The situation changes constantly around you, but does your perspective change with it? We all have our preferred methods of processing information, but how do we decide which one to use in a given situation? Is it a conscious decision? Personally, I think it can be a conscious decision, but most of the time it isn’t. Presented with a challenge or a problem we quickly work to devise a plan, likely using the most relevant and available heuristic or method we have at hand. This works; if it didn’t work we wouldn’t do it. Of course, “just because it works” isn’t always the best reason to do something.
Successful decision making relies on three things:
- Available information identifying two or more options to choose from
- An available construct or perspective for processing that information
- The ability to foresee possible outcomes and consequences of each available choice
A decision can’t be made without options, that’s a given. The construct or perspective used to process the information about the decision is the manner of thinking employed. Situational thinking indicates the ability to percieve the circumstances regarding the decision that needs to be made. Rather than simply reacting to the circumstances, conscious thought goes into identifying the options, the available information, and the possible outcomes. Then a plan suited to the circumstances is devised and enacted. For most people this all happens automatically and very quickly. It is pretty amazing.

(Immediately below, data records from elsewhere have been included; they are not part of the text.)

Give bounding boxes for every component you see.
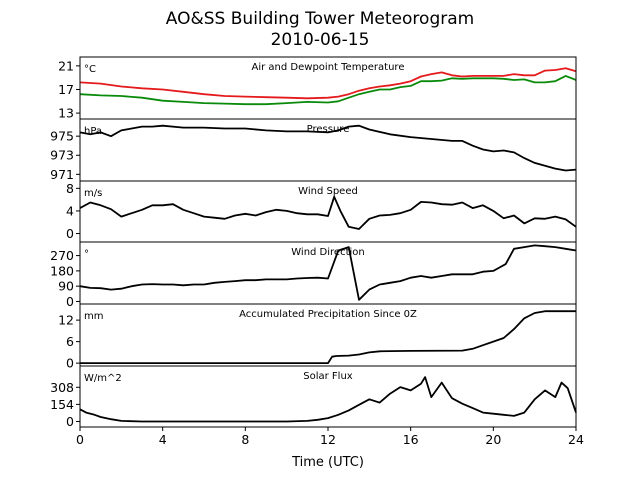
panel-3-ytick-label: 180: [50, 263, 74, 278]
panel-0-title: Air and Dewpoint Temperature: [252, 62, 405, 73]
x-axis: 0 4 8 12 16 20 24: [76, 427, 584, 447]
panel-0: 13 17 21 °C Air and Dewpoint Temperature: [58, 56, 577, 121]
panel-5-title: Solar Flux: [303, 371, 353, 382]
panel-0-unit: °C: [84, 64, 96, 75]
panel-3-series-0: [79, 244, 577, 301]
panel-2-ytick-label: 8: [66, 181, 74, 196]
panel-1-ytick-label: 973: [50, 148, 74, 163]
x-tick-label: 0: [76, 432, 84, 447]
panel-5-unit: W/m^2: [84, 373, 122, 384]
panel-4-unit: mm: [84, 311, 103, 322]
panel-1-title: Pressure: [307, 124, 350, 135]
panel-1: 971 973 975 hPa Pressure: [50, 118, 577, 182]
panel-5-ytick-label: 154: [50, 397, 74, 412]
panel-0-ytick-label: 21: [58, 58, 74, 73]
figure-subtitle: 2010-06-15: [271, 30, 370, 50]
panel-5-series-0: [79, 376, 577, 423]
panel-2-ytick-label: 0: [66, 226, 74, 241]
x-tick-label: 8: [241, 432, 249, 447]
panel-2-unit: m/s: [84, 188, 102, 199]
panel-3-ytick-label: 0: [66, 294, 74, 309]
x-tick-label: 20: [485, 432, 501, 447]
panel-5-ytick-label: 0: [66, 414, 74, 429]
x-tick-label: 24: [568, 432, 584, 447]
panel-5-ytick-label: 308: [50, 380, 74, 395]
panel-4-ytick-label: 0: [66, 356, 74, 371]
panel-2-title: Wind Speed: [298, 186, 358, 197]
panel-1-ytick-label: 971: [50, 167, 74, 182]
x-tick-label: 4: [159, 432, 167, 447]
panel-5: 0 154 308 W/m^2 Solar Flux: [50, 365, 577, 429]
panel-2-ytick-label: 4: [66, 203, 74, 218]
panel-3-unit: °: [84, 249, 89, 260]
panel-4-series-0: [80, 310, 576, 365]
figure-title: AO&SS Building Tower Meteorogram: [166, 9, 474, 29]
x-tick-label: 16: [403, 432, 419, 447]
panel-4: 0 6 12 mm Accumulated Precipitation Since 0Z: [58, 303, 577, 371]
panel-0-ytick-label: 13: [58, 106, 74, 121]
panel-0-series-0: [79, 67, 577, 100]
x-tick-label: 12: [320, 432, 336, 447]
panel-0-ytick-label: 17: [58, 82, 74, 97]
panel-1-ytick-label: 975: [50, 129, 74, 144]
panel-1-series-0: [79, 124, 577, 172]
panel-3-ytick-label: 90: [58, 279, 74, 294]
panel-3-title: Wind Direction: [291, 247, 365, 258]
panel-4-ytick-label: 6: [66, 334, 74, 349]
x-axis-label: Time (UTC): [291, 455, 364, 470]
panel-4-title: Accumulated Precipitation Since 0Z: [239, 309, 417, 320]
panel-1-unit: hPa: [84, 126, 102, 137]
panel-4-ytick-label: 12: [58, 313, 74, 328]
panel-0-series-1: [79, 75, 577, 106]
panel-2-series-0: [79, 195, 577, 230]
panel-2: 0 4 8 m/s Wind Speed: [66, 180, 577, 243]
panel-3-ytick-label: 270: [50, 248, 74, 263]
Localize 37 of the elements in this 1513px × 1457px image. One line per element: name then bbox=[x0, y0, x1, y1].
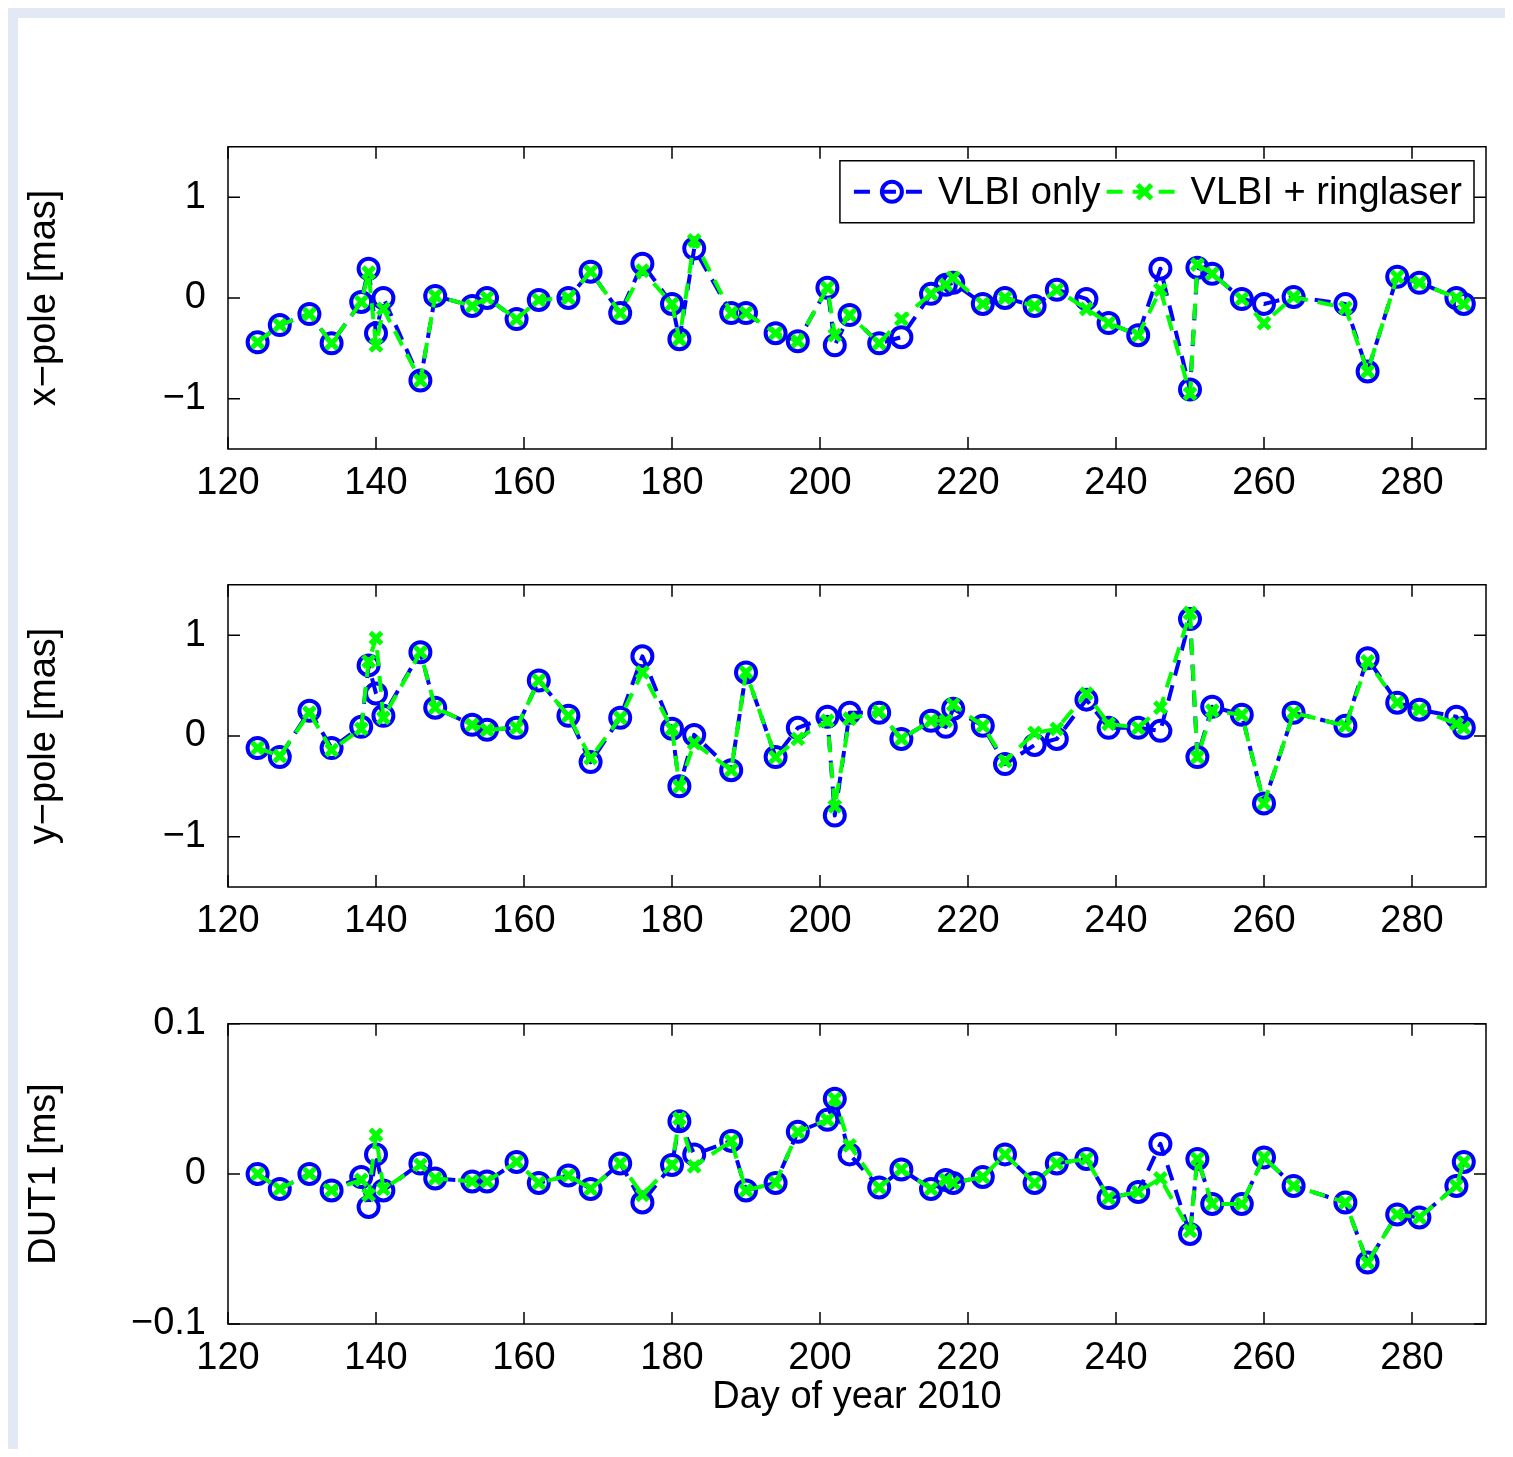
x-tick-label: 120 bbox=[196, 460, 260, 503]
x-tick-label: 180 bbox=[640, 898, 704, 941]
x-tick-label: 180 bbox=[640, 1335, 704, 1378]
x-tick-label: 120 bbox=[196, 898, 260, 941]
y-tick-label: 0 bbox=[184, 1150, 206, 1193]
x-tick-label: 240 bbox=[1084, 460, 1148, 503]
x-tick-label: 200 bbox=[788, 460, 852, 503]
y-tick-label: 0 bbox=[184, 274, 206, 317]
x-tick-label: 160 bbox=[492, 1335, 556, 1378]
x-tick-label: 140 bbox=[344, 460, 408, 503]
x-tick-label: 180 bbox=[640, 460, 704, 503]
x-tick-label: 220 bbox=[936, 898, 1000, 941]
y-axis-title: y−pole [mas] bbox=[21, 627, 64, 845]
x-tick-label: 160 bbox=[492, 460, 556, 503]
y-tick-label: 1 bbox=[184, 611, 206, 654]
y-tick-label: 0 bbox=[184, 712, 206, 755]
x-tick-label: 260 bbox=[1232, 1335, 1296, 1378]
x-tick-label: 280 bbox=[1380, 1335, 1444, 1378]
x-tick-label: 240 bbox=[1084, 1335, 1148, 1378]
x-tick-label: 140 bbox=[344, 1335, 408, 1378]
x-tick-label: 240 bbox=[1084, 898, 1148, 941]
x-tick-label: 140 bbox=[344, 898, 408, 941]
x-tick-label: 160 bbox=[492, 898, 556, 941]
y-tick-label: −1 bbox=[162, 813, 206, 856]
y-tick-label: 0.1 bbox=[153, 1000, 206, 1043]
x-tick-label: 220 bbox=[936, 460, 1000, 503]
legend-label: VLBI + ringlaser bbox=[1190, 170, 1463, 213]
legend-label: VLBI only bbox=[937, 170, 1101, 213]
y-axis-title: x−pole [mas] bbox=[21, 189, 64, 407]
x-tick-label: 200 bbox=[788, 898, 852, 941]
y-axis-title: DUT1 [ms] bbox=[21, 1083, 64, 1265]
x-tick-label: 280 bbox=[1380, 460, 1444, 503]
x-tick-label: 260 bbox=[1232, 898, 1296, 941]
y-tick-label: −1 bbox=[162, 375, 206, 418]
y-tick-label: 1 bbox=[184, 173, 206, 216]
x-tick-label: 260 bbox=[1232, 460, 1296, 503]
x-tick-label: 280 bbox=[1380, 898, 1444, 941]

The power to choose is natural and innate. Wisdom in choosing comes from experience and education. I have heard of making choices as an exercise of will or agency. I think using exercise is very appropriate. Wisdom in choosing comes from experience and education, and is the result of exercised will or agency. The more we consciously make choices after carefully considering the circumstances and the options, along with the expected outcomes, the more capable we become as decision makers. Situational thinking in the academic literature is more in depth than my simple application of the term here. It was just something I’ve been thinking about and wanted to explore it a little bit in my own way before I research it in the literature and see what other people are saying about it.
My conclusion is that situational thinking involves being an actor rather than a re-actor. Animals react, people should be able to do more than that. Perceiving the situation, considering the options, and acurately predicting the outcome is my suggested process of how people can act rather than react.